Julita wanted to find them with the board, or ask some other spirit if they’d seen them. She wanted to talk to them, and she also wanted to know where their bodies were. Because that question drove her grandparents crazy, she said; her grandma cried every day because she had nowhere to bring flowers to. Plus, Julita was really something else: she said that if we found the bodies, if the dead told us where they were and it turned out to be really real, we’d have to go on TV or to the newspapers, and we’d be famous and everyone in the world would love us.

It’s a joke, the hope that locating, via the Ouija board, two of the tens of thousands of people kidnapped by the Argentine military might prove to be an instant ticket to celebrity stardom. The narrator thinks the plan is a little cold-blooded, but the girls give it a try. Nearly all of them know someone, or know of someone, who disappeared, and they meditate on the vanished to encourage Julita’s parents to get in touch.

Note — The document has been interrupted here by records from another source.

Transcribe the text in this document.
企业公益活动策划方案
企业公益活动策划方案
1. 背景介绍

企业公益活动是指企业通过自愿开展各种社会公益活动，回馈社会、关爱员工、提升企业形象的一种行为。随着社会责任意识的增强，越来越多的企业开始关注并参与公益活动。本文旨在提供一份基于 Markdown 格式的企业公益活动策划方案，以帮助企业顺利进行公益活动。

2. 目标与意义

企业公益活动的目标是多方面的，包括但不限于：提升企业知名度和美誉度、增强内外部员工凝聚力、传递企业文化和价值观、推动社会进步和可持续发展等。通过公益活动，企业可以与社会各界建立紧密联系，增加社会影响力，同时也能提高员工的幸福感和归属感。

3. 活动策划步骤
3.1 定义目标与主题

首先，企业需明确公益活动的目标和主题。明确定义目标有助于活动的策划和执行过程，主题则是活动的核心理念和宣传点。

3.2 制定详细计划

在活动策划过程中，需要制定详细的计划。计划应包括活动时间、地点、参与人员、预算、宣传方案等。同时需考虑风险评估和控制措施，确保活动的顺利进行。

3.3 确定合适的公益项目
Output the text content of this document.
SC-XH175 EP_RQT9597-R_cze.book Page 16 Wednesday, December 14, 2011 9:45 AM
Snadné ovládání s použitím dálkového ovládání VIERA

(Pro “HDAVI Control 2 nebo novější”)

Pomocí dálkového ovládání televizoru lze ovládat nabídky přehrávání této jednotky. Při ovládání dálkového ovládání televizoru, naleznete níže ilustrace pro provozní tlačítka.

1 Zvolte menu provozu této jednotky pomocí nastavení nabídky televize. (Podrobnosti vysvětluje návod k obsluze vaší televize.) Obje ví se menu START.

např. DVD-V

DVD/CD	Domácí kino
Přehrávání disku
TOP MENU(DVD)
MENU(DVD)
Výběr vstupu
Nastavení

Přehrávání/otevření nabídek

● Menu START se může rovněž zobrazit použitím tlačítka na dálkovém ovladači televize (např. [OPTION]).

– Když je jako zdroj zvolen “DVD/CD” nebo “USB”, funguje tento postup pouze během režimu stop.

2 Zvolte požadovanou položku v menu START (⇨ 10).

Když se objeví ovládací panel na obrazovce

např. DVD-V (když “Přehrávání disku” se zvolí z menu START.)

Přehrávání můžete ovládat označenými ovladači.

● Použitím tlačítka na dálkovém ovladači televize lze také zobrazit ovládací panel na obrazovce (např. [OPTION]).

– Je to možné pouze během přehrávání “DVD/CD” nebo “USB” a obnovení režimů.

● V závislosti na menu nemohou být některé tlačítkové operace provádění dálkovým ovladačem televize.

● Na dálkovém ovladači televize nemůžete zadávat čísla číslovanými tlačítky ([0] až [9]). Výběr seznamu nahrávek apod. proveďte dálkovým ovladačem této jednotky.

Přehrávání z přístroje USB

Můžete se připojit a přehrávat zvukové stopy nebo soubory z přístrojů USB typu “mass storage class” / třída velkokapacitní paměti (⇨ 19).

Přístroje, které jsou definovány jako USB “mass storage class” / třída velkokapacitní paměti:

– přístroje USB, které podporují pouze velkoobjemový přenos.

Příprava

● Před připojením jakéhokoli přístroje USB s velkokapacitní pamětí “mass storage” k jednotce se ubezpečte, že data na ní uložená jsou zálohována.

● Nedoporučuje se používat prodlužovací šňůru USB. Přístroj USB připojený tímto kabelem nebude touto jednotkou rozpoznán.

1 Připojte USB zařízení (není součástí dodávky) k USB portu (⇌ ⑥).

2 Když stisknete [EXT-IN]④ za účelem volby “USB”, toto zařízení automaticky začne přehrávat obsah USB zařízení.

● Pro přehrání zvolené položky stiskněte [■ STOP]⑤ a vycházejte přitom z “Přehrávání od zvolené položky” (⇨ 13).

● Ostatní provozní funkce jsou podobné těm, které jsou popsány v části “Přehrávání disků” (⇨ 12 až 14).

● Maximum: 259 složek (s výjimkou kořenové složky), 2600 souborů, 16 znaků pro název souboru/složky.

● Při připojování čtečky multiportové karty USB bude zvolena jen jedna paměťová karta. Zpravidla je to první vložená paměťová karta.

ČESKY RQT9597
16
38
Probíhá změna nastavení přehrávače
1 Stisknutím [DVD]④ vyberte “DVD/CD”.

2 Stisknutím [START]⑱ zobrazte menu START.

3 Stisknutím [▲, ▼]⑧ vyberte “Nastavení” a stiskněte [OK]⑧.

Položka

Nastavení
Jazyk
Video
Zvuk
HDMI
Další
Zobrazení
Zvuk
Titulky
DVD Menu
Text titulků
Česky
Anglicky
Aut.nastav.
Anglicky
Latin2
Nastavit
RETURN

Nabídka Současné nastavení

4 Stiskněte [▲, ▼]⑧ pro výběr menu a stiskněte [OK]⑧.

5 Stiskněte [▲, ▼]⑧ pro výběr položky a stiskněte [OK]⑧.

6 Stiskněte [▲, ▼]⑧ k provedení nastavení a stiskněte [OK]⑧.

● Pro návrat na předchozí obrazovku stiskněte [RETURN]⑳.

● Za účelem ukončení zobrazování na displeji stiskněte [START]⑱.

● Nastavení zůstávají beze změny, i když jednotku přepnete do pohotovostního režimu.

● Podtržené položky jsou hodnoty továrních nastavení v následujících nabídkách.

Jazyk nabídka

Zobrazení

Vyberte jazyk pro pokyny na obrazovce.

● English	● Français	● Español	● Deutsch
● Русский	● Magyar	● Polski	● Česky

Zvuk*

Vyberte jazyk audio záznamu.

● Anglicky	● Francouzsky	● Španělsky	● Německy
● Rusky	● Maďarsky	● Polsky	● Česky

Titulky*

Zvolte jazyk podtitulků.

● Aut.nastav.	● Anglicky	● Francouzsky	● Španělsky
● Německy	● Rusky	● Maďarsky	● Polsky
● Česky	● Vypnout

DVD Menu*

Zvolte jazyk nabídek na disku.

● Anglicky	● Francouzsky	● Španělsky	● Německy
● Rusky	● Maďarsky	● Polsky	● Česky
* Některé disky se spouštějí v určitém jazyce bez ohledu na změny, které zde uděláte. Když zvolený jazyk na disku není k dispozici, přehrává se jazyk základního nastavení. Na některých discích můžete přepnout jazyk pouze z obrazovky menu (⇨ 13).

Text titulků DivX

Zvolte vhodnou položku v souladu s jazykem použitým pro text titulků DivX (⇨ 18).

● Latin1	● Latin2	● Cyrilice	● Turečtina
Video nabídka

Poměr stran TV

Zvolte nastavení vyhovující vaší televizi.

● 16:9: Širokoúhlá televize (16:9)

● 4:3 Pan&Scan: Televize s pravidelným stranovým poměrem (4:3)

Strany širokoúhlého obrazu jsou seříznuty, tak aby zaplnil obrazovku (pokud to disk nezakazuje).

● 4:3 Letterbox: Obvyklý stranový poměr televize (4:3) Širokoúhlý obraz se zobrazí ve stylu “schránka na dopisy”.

In “The Inn,” from Things We Lost in the Fire, two friends, Florencia and Rocío, take revenge on the owner of a small hotel by stuffing its mattresses with chorizo sausages and hoping that when they start to stink the business will be ruined. Ultimately, their escapade shines a light on the mysteries of friendship and sex, but meanwhile we learn that, under the dictatorship, the inn was a police academy. Presumably the odor of putrefaction was symbolically if not actually present before the girls’ attempt to punish the innkeeper for firing Rocío’s father—a tour guide whose sole offense was mentioning the hotel’s former incarnation, thus prompting some tourists to ask about “disappearances, torture, whatever.”

In a 2018 interview on Lit Hub, Enriquez noted that “political violence leaves scars, like a national PTSD. The military here launched the stuff of nightmares: they disappeared people, common graves, bones unidentified.” In her fiction, the bodies are never buried very deep. The Dangers of Smoking in Bed begins with “Angelita Unearthed,” a story narrated by a young woman who is visited by a dead infant. The narrator, as a child, had dug up some bones in her family’s garden and brought them to her father:

He said they were chicken bones, or maybe even beef bones, or else they were from some dead pet someone must have buried a long time ago. Dogs or cats. He circled back around to the chicken story because before, when he was little, my grandma used to have a coop back there.

The remains turn out to have belonged to the grandmother’s baby sister, “sibling number ten or eleven,” who—ten years after her grave was disturbed—materializes in the narrator’s apartment:

I walked around behind her and I saw, hanging from the yellowed remains of what I now know was her pink shroud, two rudimentary little cardboard wings that had chicken feathers glued to them. Those should have disintegrated after all these years, I thought, and then I laughed a little hysterically and told myself that I had a dead baby in my kitchen, that it was my great-aunt and she could walk, even though judging by her size she hadn’t lived more than three months. I had to definitively stop thinking in terms of what was possible and what wasn’t.

The narrator muses that she has finally (sort of) satisfied her father’s desire for a grandchild, but it isn’t until the mute ghost hands her “a photo of my childhood home, the house where I had found her little bones in the backyard” that she understands what the baby wants: to be taken back to her burial spot. When she tries to fulfill that request, she realizes that leaving a dead child is not necessarily easier than abandoning a live one.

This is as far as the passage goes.